La nuit étoilée







Ce sont des souvenirs d'avant ma naissance. Ils sont venus à moi par bribes, des bouts d'information qui en s'accumulant ont composé un mille-feuille transparent, mais aussi déformant que du verre soufflé. Les images construites furent ensuite mise en réserve dans une zone du cerveau présumée neutre, pour ne pas encombrer les travaux des jours. Elle revenaient ponctuellement occuper les lieux de la conscience lorsqu'un repos s'imposait et que je pensais faire le vide (mais le vide n'existe pas), ou bien à l'occasion d'une réminiscence, c'est à dire d'une collision heureuse. 
C'est, par exemple, dans les années 50, donc peu après la fin de la guerre, le pouce de mon frère qui caresse les remparts de Granville, ville haute.

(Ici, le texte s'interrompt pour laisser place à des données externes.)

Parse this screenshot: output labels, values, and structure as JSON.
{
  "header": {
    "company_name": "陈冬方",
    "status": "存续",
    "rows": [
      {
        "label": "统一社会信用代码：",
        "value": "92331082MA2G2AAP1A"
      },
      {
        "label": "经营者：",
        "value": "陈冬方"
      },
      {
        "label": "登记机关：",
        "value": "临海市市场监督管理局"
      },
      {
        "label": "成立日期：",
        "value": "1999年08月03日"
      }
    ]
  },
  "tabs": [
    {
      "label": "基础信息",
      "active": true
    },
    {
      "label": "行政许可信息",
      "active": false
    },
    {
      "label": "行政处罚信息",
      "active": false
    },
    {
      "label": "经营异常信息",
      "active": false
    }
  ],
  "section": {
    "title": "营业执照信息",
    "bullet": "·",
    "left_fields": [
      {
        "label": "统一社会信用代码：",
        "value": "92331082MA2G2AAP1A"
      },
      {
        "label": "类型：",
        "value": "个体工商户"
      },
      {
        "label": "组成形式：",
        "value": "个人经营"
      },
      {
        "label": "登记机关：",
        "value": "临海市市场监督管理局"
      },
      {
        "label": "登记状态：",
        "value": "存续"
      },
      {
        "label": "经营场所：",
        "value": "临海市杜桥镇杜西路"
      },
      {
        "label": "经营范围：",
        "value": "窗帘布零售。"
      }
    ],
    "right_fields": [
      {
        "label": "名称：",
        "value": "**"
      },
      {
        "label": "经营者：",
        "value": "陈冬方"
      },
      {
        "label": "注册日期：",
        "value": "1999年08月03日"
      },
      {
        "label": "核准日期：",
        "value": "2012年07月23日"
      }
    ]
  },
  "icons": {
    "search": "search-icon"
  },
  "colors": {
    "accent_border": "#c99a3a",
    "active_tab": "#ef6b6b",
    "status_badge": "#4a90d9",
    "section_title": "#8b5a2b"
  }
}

Il est dans sa poussette devant ma mère sur le trottoir de la rue du Midi ou de la rue des Juifs (la photo du souvenir est en gris), mais son pouce il le suce, et quelques jours plus tard il sera victime d'une infection et gardera un temps la chambre, peut-être même ira-t-il à l'hôpital. J'entendrai ma mère le raconter jusque tard dans sa vie, regretter sa négligence en la circonstance. 
C'est encore une balade en bateau aux grottes de Morgat, ma soeur tombe à l'eau et mon père doit s'y jeter à son tour pour lui éviter la noyade. Afin d'atténuer l'énormité de l'imprudence, le souvenir de l'anecdote sera transféré à Moulin-Mer, dans le contexte d'une école de voile.
Ces récits, maintes fois repris, augmentés, exagérés ou atténués, finiront par former dans le souvenir une figure composite mais stable, parfois consolidée par une photo vaguement contemporaine comme punaisée sur un tableau de liège.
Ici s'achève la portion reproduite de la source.